MFCUs investigate potential fraud cases referred by the state Medicaid agency and, in a managed care state like Hawaii, from the MCOs with which it contracts. Without a MFCU, there is likely no state law enforcement capacity to prosecute fraud against the program (or abuse and neglect of patients). And without a MFCU, there is likely no state law enforcement capacity on which OIG, the FBI, and DOJ can rely to support their own investigations and prosecutions (as noted above, cooperation with federal agencies is a performance standard for MFCUs). Will bad actors in Hawaii, knowing that the funding for the MFCU has been drastically reduced, feel emboldened to steal from Medicaid?

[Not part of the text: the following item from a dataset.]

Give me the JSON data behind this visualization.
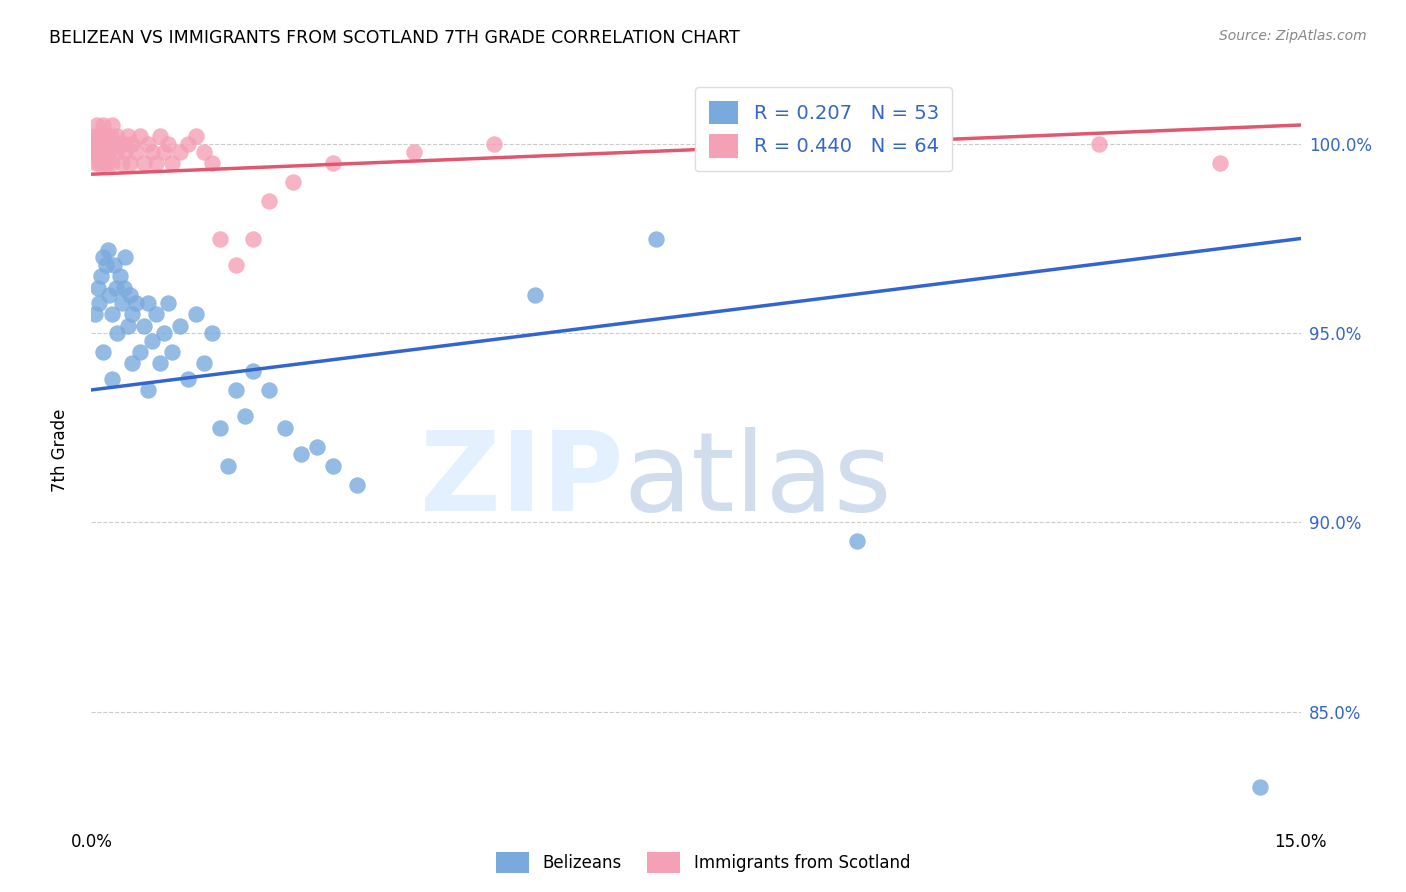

It’s not at all clear how defunding the MFCU will improve the ability of either the state—or for that matter, the federal government—to fight fraud against Hawaii’s Medicaid program. (In FFY 2024, the federal government paid for 72 percent of the $3.236 billion that Hawaii spent on Medicaid, so the federal government has a strong interest in protecting the integrity of the program against bad actors). The IG’s June 4 letter denying recertification does not outline any path to improvement for the Hawaii MFCU, such as a corrective action plan. Nor does it indicate what, if anything, OIG will do to replace the MFCU with another state law enforcement presence to which the state Medicaid agency and/or the MCOs can refer potential cases of fraud for investigation and prosecution. A funding cut-off is a dramatic political gesture, but it is no way to win an actual “war on fraud” against Medicaid.